Reputation: 341
What is the fastest way to find all edges that would induce a cycle in a directed acyclic graph, if added to the graph?
Formally: Suppose you have a DAG $G=(V,E)$ with edge set $E\subset V\times V$. Find all $e\in V\times V-E$ such that the graph $G(e)=(V,E\cup{e})$ has at least one cycle.
The brute-force approach would be to use DFS to check if $G(e)$ has a cycle for all $e\in V\times V-E$. Is there a faster method?
Upvotes: 1
Views: 634
Reputation: 146
For each node X, DFS or BFS its parents & parents parents etc. Each of these edges (from X to any of its parents) would create a cycle. Performance is O(c) + O(|V|) where c is the number of edges that would induce a cycle.
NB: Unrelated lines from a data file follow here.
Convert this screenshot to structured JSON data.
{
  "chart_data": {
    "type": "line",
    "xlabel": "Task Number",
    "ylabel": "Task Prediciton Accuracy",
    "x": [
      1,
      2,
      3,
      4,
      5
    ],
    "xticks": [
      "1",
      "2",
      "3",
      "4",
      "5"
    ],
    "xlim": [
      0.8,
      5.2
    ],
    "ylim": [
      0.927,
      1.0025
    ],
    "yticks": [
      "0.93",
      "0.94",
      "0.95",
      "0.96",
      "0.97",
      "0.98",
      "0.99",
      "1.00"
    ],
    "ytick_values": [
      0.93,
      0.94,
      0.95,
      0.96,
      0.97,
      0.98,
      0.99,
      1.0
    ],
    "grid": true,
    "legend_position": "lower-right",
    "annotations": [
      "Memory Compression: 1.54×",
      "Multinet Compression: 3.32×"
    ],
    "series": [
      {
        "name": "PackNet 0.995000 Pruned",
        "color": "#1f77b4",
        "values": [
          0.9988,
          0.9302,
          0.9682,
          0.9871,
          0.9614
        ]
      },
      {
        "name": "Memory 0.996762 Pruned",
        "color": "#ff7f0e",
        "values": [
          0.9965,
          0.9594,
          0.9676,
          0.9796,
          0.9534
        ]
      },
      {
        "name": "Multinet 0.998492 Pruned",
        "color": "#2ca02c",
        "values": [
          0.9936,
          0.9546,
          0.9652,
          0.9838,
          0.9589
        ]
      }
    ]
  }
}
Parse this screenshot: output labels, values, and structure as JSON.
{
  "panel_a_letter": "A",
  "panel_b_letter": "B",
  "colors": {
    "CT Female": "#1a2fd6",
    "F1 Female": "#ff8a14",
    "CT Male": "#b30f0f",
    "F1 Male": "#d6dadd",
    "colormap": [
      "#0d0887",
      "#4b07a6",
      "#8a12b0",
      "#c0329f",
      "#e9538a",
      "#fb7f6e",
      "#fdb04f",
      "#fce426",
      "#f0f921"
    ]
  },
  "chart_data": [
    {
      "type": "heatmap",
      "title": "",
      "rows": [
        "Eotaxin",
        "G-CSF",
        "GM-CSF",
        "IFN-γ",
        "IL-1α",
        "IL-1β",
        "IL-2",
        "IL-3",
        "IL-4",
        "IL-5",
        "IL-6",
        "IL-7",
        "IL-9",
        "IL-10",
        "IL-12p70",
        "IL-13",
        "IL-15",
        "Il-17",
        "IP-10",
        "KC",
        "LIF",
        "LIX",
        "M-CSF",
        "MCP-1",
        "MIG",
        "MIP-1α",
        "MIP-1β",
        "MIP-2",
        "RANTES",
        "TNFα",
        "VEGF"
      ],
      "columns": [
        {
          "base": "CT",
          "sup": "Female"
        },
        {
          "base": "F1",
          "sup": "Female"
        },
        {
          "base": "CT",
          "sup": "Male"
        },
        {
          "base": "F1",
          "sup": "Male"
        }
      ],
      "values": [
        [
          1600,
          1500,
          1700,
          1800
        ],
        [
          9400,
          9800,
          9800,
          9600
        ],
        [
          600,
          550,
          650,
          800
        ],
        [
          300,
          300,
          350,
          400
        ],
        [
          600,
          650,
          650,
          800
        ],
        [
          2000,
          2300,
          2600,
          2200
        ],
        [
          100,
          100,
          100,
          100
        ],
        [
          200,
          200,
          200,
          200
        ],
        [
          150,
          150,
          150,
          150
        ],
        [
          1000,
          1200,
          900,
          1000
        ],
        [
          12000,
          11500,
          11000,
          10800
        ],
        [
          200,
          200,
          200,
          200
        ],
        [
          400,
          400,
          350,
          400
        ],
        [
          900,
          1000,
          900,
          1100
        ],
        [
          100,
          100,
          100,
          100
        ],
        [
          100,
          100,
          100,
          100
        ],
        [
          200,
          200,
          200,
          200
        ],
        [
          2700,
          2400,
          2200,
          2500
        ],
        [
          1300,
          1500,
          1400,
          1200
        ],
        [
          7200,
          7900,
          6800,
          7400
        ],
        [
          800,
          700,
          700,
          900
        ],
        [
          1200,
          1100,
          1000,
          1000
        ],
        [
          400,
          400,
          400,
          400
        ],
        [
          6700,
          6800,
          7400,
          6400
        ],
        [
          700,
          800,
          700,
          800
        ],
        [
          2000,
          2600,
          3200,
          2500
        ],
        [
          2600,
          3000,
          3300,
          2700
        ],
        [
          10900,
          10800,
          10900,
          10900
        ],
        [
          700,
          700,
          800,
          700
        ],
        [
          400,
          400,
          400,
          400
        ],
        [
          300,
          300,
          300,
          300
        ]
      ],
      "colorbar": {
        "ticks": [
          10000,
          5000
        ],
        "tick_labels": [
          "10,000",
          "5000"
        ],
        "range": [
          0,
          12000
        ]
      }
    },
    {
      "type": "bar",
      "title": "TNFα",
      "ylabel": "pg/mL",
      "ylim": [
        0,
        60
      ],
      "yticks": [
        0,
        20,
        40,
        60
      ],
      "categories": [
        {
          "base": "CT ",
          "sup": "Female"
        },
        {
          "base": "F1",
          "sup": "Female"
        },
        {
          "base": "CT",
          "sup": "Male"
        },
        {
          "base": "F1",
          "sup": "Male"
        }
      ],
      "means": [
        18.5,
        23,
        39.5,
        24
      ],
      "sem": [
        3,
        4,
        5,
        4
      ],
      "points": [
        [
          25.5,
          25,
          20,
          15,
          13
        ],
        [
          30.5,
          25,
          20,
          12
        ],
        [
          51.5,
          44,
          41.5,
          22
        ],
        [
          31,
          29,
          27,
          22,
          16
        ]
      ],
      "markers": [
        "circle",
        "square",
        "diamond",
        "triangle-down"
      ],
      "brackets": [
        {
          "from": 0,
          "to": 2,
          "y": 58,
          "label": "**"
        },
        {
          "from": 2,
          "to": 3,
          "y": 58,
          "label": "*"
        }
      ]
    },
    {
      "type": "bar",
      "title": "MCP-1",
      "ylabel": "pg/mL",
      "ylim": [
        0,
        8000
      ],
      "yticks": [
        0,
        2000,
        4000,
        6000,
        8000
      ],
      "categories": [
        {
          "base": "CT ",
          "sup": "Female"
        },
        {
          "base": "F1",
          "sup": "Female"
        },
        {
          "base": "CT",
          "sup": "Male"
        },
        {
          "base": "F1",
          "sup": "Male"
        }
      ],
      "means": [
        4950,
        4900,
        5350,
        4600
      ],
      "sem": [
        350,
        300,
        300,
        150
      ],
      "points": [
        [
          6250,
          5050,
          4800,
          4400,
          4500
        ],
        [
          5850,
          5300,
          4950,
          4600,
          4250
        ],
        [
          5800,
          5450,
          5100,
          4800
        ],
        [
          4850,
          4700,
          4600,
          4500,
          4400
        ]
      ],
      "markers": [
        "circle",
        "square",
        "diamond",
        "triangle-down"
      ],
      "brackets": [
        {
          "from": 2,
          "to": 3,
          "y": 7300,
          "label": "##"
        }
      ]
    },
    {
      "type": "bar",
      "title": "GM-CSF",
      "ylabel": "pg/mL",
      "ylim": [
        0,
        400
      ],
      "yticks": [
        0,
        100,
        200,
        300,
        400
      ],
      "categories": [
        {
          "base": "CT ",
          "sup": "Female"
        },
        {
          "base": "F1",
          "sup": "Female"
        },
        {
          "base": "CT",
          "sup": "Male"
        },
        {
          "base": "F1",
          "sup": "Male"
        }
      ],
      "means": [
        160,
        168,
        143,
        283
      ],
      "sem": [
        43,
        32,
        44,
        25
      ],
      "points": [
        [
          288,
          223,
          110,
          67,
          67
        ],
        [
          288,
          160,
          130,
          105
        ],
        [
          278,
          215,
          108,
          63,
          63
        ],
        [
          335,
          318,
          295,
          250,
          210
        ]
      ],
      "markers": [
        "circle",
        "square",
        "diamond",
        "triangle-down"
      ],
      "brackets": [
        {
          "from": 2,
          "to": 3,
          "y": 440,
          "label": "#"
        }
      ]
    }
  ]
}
I also suggest you try implement topological sorting, it will be good practice for you and is a similar concept.
Upvotes: 0
Reputation: 65508
Observation: an edge induces a cycle if and only if [it's a self loop or its reverse edge belongs to the transitive closure of the DAG]. The problem of computing the transitive closure is thus essentially equivalent to this one. Sadly, the fastest known algorithms in theory are based on fast matrix multiplication and are thus hopelessly impractical.
If you're interested in computing the transitive closure of a large DAG in practice, Wikipedia links to Esko Nuutila's thesis on the subject.